彼氏の趣味ではないネックレスを着用→問い詰めると『元カノにもらったやつ』『ものに罪はないだろ?』と反論
コラム
外してとは言えませんでした。けれど外す気のない彼の横顔を見ているうちに、私が引っかかっていたのはネックレスそのものではないのだと、ようやく気づいたのです。

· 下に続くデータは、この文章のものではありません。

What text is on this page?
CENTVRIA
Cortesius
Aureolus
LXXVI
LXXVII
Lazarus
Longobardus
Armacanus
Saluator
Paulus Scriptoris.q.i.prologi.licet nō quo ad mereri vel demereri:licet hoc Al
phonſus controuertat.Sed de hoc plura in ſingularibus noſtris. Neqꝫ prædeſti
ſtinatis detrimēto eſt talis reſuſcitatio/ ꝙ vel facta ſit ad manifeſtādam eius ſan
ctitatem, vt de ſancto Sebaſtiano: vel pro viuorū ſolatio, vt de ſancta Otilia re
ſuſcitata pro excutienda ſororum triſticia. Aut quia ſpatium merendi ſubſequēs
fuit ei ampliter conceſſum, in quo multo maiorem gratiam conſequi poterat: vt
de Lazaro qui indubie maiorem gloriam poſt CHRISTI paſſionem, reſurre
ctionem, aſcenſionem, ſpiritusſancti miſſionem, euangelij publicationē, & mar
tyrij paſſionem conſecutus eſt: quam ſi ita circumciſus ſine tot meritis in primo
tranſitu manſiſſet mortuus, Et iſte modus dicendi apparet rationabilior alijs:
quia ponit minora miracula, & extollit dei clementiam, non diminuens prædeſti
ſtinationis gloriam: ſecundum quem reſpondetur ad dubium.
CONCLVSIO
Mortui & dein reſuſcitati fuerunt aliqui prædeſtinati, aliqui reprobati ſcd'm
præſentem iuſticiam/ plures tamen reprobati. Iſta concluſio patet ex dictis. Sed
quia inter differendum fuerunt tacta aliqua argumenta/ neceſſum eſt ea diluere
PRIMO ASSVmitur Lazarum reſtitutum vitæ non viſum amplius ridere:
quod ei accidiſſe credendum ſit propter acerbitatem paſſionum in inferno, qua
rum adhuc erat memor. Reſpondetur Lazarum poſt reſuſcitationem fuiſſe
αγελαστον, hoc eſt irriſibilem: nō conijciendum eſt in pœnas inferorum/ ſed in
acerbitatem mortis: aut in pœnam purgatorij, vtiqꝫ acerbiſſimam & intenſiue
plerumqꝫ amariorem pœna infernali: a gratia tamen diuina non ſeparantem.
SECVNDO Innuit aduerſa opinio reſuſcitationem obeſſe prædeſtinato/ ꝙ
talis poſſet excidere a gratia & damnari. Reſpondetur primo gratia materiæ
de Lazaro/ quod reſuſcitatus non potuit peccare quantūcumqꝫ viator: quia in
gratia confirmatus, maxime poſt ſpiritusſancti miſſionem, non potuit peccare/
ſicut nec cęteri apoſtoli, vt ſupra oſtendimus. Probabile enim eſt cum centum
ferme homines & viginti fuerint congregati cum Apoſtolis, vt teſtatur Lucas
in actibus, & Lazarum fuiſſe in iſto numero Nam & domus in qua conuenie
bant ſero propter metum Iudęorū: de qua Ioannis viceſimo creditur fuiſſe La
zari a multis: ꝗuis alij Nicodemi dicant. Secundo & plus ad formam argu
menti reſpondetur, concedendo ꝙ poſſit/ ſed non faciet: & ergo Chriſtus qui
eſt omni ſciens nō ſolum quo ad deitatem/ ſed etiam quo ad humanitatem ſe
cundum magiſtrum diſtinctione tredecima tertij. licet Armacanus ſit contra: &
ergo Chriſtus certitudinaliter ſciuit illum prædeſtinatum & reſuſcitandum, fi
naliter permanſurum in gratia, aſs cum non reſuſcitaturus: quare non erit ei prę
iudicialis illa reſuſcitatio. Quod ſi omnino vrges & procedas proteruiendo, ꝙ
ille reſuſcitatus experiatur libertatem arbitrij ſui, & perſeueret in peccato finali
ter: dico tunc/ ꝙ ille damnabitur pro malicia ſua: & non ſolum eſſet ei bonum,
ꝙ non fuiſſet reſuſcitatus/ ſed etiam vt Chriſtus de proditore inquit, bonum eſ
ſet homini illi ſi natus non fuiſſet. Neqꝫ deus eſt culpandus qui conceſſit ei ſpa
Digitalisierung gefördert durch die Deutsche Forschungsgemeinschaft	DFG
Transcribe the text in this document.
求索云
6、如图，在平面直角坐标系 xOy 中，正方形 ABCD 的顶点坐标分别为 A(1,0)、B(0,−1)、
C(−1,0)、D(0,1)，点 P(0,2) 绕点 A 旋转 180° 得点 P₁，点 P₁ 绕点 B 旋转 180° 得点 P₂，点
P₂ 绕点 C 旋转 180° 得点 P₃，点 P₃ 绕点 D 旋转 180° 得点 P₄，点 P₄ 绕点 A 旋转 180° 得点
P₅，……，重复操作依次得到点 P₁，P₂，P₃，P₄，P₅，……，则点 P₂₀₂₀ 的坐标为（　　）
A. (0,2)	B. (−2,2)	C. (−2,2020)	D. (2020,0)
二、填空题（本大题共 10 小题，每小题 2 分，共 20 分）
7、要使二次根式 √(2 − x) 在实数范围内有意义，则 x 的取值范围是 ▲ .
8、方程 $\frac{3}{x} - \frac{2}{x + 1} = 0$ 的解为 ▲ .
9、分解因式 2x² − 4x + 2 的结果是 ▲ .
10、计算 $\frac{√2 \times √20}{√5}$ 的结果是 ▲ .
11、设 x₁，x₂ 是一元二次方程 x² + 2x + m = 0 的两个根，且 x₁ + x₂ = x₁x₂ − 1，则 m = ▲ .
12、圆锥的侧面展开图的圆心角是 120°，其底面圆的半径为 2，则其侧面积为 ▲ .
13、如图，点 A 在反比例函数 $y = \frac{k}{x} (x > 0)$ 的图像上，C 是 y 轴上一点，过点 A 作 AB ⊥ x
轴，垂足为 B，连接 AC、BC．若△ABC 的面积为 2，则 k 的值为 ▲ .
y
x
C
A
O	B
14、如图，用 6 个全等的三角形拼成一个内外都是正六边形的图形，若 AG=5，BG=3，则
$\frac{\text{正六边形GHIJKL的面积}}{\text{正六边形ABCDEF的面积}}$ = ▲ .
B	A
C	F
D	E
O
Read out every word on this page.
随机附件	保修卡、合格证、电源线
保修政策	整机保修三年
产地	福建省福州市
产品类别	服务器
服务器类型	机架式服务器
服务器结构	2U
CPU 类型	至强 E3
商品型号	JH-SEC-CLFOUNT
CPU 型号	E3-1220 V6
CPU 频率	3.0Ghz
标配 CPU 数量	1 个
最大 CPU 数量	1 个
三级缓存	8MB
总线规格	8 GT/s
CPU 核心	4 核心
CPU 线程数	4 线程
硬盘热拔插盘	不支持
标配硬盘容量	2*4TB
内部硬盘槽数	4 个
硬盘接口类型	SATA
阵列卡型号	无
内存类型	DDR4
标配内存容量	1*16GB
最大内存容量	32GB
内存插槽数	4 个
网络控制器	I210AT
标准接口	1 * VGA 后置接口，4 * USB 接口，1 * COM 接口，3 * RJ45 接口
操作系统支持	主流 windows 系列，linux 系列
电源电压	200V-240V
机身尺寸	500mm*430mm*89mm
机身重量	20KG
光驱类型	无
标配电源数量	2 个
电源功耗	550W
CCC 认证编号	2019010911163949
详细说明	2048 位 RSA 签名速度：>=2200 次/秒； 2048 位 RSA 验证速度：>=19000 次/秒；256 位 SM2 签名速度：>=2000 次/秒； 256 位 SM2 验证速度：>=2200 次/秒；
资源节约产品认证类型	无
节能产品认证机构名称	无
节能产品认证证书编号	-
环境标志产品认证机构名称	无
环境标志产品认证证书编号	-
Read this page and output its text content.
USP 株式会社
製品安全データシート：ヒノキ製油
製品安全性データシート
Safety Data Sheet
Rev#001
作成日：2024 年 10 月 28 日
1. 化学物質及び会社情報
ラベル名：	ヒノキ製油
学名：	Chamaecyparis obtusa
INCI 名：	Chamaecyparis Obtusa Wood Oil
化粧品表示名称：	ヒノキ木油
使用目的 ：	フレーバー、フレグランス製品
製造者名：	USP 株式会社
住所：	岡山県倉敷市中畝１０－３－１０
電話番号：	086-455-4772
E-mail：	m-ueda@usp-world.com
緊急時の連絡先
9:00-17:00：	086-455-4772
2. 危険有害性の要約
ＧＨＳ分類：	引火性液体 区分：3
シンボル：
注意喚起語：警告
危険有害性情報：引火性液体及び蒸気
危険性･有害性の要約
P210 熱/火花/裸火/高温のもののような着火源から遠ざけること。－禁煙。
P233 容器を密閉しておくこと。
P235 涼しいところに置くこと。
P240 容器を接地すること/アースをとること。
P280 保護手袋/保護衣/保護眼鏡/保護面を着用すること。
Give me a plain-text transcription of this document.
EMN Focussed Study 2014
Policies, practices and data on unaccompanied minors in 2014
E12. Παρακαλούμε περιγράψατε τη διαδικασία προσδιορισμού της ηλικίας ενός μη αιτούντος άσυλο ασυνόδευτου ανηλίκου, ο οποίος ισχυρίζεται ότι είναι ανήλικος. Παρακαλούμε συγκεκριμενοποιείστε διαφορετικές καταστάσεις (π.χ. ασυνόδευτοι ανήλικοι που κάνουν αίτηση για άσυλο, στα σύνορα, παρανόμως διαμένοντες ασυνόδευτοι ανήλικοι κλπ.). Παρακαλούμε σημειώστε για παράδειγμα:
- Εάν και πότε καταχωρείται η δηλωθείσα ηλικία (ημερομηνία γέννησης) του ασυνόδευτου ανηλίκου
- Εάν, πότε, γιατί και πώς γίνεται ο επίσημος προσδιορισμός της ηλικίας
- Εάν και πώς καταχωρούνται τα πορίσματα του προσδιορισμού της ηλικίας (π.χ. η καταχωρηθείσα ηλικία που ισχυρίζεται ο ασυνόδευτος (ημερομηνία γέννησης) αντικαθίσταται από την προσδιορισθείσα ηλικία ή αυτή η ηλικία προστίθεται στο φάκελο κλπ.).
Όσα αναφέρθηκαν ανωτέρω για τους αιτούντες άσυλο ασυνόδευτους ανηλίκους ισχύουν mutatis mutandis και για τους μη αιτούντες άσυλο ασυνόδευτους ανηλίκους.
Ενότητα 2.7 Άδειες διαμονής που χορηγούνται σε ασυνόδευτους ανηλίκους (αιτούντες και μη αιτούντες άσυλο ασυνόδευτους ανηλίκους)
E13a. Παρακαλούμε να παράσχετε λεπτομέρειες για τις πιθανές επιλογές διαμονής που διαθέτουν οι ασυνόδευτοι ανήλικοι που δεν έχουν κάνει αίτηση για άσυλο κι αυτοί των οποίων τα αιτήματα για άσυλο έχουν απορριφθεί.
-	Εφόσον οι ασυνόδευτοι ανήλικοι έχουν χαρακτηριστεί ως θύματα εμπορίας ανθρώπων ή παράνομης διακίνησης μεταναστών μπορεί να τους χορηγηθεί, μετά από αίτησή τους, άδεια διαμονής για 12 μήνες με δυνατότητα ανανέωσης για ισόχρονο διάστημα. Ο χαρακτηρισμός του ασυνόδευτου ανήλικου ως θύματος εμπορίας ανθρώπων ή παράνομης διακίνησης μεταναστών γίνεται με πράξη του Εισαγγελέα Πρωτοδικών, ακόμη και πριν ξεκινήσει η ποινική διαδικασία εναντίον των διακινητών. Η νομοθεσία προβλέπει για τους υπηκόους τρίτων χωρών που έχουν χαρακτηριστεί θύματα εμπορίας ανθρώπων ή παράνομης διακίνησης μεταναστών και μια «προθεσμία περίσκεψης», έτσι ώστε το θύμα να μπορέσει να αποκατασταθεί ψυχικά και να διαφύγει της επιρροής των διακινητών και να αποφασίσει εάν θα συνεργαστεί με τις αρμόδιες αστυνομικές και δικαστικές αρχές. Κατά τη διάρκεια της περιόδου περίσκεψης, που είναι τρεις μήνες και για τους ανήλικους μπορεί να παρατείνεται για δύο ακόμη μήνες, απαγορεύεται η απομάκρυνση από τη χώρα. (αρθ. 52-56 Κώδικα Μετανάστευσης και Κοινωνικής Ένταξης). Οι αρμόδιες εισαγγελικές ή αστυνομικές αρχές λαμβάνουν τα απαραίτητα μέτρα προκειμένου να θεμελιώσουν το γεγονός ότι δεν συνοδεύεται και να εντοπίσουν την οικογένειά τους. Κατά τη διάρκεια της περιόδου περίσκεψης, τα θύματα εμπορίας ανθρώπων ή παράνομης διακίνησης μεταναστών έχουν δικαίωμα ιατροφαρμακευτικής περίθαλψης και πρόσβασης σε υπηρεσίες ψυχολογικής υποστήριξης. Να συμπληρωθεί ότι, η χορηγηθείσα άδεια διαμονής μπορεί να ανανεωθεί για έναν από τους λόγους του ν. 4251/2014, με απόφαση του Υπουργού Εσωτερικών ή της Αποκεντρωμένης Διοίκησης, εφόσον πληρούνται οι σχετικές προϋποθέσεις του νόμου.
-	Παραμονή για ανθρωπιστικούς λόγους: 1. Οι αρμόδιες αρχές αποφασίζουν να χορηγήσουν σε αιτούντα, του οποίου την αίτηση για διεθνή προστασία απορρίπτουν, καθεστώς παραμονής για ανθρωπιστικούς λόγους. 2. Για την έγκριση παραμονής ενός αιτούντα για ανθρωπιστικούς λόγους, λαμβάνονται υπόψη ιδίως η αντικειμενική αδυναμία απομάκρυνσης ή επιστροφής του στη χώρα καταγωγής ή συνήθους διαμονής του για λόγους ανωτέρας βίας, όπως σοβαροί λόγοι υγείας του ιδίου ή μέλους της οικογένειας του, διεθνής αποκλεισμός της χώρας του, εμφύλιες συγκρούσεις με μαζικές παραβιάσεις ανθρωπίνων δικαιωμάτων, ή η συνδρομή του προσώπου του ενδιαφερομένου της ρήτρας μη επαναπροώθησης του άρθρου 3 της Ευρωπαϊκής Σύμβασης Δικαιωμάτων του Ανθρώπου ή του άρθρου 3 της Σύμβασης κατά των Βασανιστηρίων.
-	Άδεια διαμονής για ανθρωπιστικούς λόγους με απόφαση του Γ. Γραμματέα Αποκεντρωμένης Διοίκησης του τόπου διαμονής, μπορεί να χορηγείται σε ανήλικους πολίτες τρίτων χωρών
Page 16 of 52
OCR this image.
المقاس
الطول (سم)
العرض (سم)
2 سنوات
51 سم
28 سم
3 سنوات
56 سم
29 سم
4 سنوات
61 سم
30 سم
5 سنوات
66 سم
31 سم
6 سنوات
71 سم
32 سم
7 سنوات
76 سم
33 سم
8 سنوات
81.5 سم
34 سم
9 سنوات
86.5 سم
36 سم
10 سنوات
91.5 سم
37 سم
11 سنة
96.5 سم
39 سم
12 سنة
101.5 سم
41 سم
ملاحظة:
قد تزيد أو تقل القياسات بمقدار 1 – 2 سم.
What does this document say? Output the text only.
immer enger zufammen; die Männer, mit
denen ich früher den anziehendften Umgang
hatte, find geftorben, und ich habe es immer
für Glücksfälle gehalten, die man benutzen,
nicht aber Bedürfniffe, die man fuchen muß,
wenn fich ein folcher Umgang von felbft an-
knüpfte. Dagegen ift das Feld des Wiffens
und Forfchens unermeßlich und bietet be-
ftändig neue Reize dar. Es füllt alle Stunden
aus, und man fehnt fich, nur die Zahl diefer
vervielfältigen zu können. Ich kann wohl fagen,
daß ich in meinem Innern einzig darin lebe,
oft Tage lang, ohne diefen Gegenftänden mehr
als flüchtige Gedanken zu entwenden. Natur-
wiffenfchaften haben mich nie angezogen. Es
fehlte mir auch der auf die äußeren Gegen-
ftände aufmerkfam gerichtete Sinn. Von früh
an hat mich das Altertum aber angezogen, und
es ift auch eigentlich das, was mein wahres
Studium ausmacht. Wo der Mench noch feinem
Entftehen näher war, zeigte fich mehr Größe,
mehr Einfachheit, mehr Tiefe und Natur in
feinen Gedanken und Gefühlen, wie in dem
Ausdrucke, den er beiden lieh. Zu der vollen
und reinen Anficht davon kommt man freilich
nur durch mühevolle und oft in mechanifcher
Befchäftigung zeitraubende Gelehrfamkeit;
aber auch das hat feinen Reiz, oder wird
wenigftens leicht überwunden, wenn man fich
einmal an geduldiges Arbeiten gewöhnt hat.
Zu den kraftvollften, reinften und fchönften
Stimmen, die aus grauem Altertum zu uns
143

久しぶりに2人で遠出をした、その行きの電車でのことです。向かいに座った彼の首元で、見慣れない銀色のチェーンが光っていました。アクセサリーをつけない人だったので、つい目で追ってしまったのです。そのひとことから、せっかくの一日に小さな影が差すとは思っていませんでした。
つけない人の首元で光っていたもの
久しぶりの遠出に、彼はいつもより少しきちんとした服を選んできていました。その首元で、銀色のチェーンが揺れていたのです。普段アクセサリーには見向きもしない人だったので、なんだか新鮮で、つい見てしまいました。シンプルだけれど、彼が自分で選びそうにはないデザインです。気になって、私は何気なく尋ねました。「そのネックレス、あなたの趣味じゃないよね」彼は窓の外に目を向けたまま、あっさりと答えました。「元カノにもらったやつ」あまりに普通の口調で、聞き間違えたのかと思ったほどです。
『ものに罪はないだろ?』という反論
立ち寄ったカフェで、私はできるだけ軽い口調で気持ちを伝えてみました。「正直、外してほしいなって思っちゃう」彼は少し面倒くさそうに眉を寄せ、こう言いました。「ものに罪はないだろ?」続けて、「気にしすぎだよ」と。物に罪がないことくらい、私だってわかっています。私が引っかかっているのは、物そのものではなかったからです。なぜそれを察してくれないのだろう。せっかくの遠出なのに、私はテーブルの上で冷めていくお茶をただ見つめていました。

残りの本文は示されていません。